While NGOs and development agencies are attempting to use their new-found positions in value chains to curtail lead firm power, and empower poor producers, there is little evidence that this is being achieved. NGOs are unable to significantly change power relations between small producer cooperatives and international brands, whom they rely on for good market access and sustained demand. It seems lead firms are willing to allow NGOs to gain a certain level power in value chains, as the NGOs are relieving them of some coordination tasks, and are introducing social and environmental standards which can mean access to value-added markets for retailers. Yet lead firms still maintain the right to terminate contracts and switch suppliers if their quality and speed demands are not met.
The effects of NGO and development agency VC4D interventions on chain governance are clearly varied and complex. It is also clear that practitioners would benefit from further research and reflection on best practice for VC4D projects, taking into account the effects they are having on power relations in value chains, and also taking into account the views of different value chain actors.
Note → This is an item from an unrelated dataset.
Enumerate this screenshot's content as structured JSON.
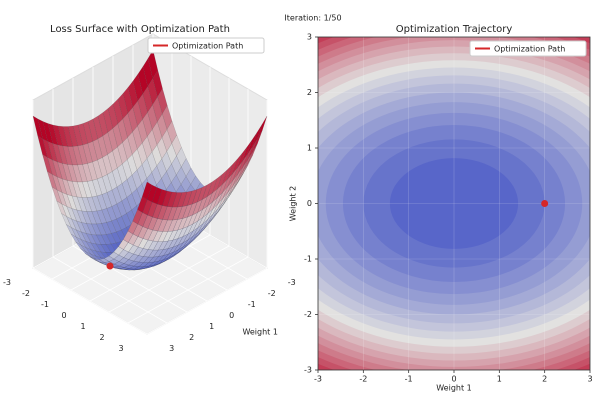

However, while these non-firm interventions may not yet be achieving producer empowerment goals, this does not mean their actions to tackle lead firm dominance of chains are not legitimate. Indeed it can be argued that the decline in state involvement in global trade following the introduction of neoliberal policy over the past few decades has left a governance gap, which NGOs and development agencies are attempting to fill.
If global retailer power in value chains is inevitable, it may be that NGOs and development agencies move towards finding ways to co-govern value chains, alongside these lead firms. There could be potential for power in a value chain to be shared between an efficiency and profit-driven firm, and a non-firm actor striving for greater fairness in global trade.
This research is presented and discussed in more detail in the JWI Working Paper ‘The effects of non-firm actors’ interventions in agro-commodity value chains on chain governance: the case of NGOs and development agencies’.